Home movies’ studies
A unique collection of “home movies” depicting schizophrenic patients during childhood shows that the preschizophrenic children can be distinguished from their siblings, with a high degree of accuracy, by the presence of subtle abnormalities of motor tone and facial expression.23 Retrospective studies have shown that preschizophrenic children have markedly poorer overall social adjustment in childhood than normal controls or children destined to develop affective psychosis.24
Although having an affected relative remains the strongest risk factor for schizophrenia (table 1), there are many prenatal and postnatal risk factors with smaller effect sizes which cannot be ignored. These environmental risk factors may act additively with each other or may indicate the existence of gene environment interactions.25 Birth complications or adverse psychosocial circumstances in childhood may interact with genetic vulnerability to increase the risk of psychosis.26For example, there is a greater risk of schizophrenia among genetically vulnerable children who were placed in poorly functioning adoptive homes compared with those placed in well functioning homes,27 and high risk children reared in a kibbutz had increased rates of schizophrenia compared with those who were reared in family homes.28 In other words, the pathogenic effects of adverse social circumstances appears to increase risk of schizophrenia only in children who have some degree of genetic vulnerability.

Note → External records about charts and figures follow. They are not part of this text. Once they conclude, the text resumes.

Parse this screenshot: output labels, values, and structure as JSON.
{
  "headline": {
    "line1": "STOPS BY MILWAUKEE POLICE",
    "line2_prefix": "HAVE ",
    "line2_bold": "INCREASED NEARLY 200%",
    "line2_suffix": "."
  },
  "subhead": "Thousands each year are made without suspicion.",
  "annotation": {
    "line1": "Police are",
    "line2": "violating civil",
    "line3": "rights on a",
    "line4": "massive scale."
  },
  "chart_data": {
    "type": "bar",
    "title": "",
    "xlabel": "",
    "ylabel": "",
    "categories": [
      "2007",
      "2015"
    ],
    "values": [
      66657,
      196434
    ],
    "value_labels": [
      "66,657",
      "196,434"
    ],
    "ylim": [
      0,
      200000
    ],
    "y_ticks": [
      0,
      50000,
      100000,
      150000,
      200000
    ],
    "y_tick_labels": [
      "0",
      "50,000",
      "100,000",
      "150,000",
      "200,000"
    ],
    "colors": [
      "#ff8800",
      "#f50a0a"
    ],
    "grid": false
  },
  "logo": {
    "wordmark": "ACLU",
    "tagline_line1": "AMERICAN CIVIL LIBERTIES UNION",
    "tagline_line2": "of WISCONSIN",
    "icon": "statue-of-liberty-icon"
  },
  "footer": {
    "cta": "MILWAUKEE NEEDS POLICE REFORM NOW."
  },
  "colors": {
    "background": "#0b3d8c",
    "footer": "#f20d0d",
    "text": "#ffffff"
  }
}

An important clinical implication of the prenatal and neonatal risk factors mentioned in this paper is that some forms of schizophrenia may be preventable. Environmental agents can be more easily manipulated than genetic factors. Avoidance of perinatal hypoxia, nutritional supplemention during pregnancy, and prevention of central nervous system infection in childhood, particularly neonatal coxsackie B infection, may help reduce the incidence of schizophrenia. We are still a long way, however, from testing the efficacy of such measures, or indeed from developing an accurate screening test for schizophrenia. Although children destined to develop schizophrenia in adulthood have been shown to differ from their peers in social and intellectual function, these behavioural and cognitive risk factors are non-specific and cannot be applied to the general population. Close observation of children who are genetically vulnerable to schizophrenia, may prove useful in this regard. Measures such as careful supervision of adoptive or foster home placements, social skills training, protection from stressors, and early referral to psychiatric services could help prevent psychotic breakdown among high risk children. Although definitive evidence for such measures is lacking, early treatment of psychosis has been shown to improve prognosis,29 and studies of prevention in schizophrenia are already underway. In conclusion therefore, study of the neonatal and childhood precursors of schizophrenia allow the possibility of prevention and early intervention in at least some cases of the disorder. Although this research is in its early stages, it may not be necessary to wait until the gene or genes for schizophrenia are discovered to begin reorienting our approach to this devastating illness.
Mary Cannon was supported by a Wellcome Trust research training fellowship in clinical epidemiology.